Development of SNOAM (Scanning Near-field Optical Atomic-force Microscope)

Next, we'll describe the SNOAM. SII became the first one to commercialize the SONAM to the world. In a common optical microscope, the resolution is the half grade of the wavelength of the light to use because of the diffraction. For example, with light with a wavelength of 500 nanometers, 250 nanometers is the limit of observation. The reason for the limit is light diffraction. But newly-developed SPM that utilizes near-field light that does not depend on wavelength makes scanning resolution higher than before. Precision machining technology in SII makes it possible to produce SPM probes by making a minimum hole in the tip of an optical fiber. By use of the probes, SII commercialize SNOAM, which obtains optical information such as a penetration image and a fluorescence image using near-field light on a sample surface. SNOAM is used as observation equipment for cellular tissues and the DNA of a living body, and it is also expected to be used as a machining tool at a nano level.

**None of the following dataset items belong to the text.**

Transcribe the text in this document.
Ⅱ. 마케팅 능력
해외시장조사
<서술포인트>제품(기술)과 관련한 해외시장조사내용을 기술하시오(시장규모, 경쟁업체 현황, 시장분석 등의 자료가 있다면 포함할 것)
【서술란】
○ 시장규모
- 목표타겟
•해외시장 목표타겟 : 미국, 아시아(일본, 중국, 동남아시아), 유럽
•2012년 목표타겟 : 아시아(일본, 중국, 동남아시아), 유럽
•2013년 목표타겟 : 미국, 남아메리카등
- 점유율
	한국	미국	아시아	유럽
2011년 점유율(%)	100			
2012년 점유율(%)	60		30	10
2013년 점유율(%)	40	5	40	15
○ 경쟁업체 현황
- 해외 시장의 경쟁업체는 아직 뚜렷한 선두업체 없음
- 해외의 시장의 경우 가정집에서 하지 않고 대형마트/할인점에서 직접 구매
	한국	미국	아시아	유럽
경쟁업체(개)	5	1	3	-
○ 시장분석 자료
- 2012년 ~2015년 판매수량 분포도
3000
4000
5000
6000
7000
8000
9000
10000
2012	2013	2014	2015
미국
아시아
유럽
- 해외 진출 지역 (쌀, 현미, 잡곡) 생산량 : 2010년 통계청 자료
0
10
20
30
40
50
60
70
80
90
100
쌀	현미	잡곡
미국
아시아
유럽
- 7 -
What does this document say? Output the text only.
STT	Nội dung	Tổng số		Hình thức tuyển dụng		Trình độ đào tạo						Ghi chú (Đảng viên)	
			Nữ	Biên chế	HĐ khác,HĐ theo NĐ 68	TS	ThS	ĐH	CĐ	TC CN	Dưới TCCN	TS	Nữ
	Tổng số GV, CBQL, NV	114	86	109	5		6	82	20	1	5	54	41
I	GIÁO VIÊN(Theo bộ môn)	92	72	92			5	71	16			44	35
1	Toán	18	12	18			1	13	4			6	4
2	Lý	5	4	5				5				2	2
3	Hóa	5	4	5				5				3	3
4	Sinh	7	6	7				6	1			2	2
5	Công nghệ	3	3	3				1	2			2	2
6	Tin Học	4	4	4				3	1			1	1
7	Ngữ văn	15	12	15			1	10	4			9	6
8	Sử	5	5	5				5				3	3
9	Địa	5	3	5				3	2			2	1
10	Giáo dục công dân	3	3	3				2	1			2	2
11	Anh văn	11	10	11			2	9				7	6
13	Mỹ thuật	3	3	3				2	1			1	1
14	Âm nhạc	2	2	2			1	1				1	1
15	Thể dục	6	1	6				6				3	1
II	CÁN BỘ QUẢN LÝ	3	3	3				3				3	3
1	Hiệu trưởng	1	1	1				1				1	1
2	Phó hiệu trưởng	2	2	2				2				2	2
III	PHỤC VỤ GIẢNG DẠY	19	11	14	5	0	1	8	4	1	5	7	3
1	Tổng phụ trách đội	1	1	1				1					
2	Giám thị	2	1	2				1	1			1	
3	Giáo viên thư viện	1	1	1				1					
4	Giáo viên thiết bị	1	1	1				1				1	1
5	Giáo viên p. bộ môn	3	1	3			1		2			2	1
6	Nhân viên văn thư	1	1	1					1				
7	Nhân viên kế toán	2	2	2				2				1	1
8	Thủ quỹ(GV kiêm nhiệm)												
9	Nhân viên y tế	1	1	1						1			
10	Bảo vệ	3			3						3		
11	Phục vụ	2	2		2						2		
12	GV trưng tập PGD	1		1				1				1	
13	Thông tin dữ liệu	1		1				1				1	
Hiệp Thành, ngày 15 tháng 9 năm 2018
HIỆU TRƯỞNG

In this report, the outline of SPM has been briefly explained. As mentioned above, SPM has been evolving by realizing various applications, and it has become indispensable equipment to nanotechnology. In the 21st century, new development subjects using nanotechnology, such as "next generation semiconductors," "very high density memory," "new material," "nano manufacture technology," and "biotechnology," are mentioned all over the world. SII will expand the possibility of using SPM, in compliance with the demands of users.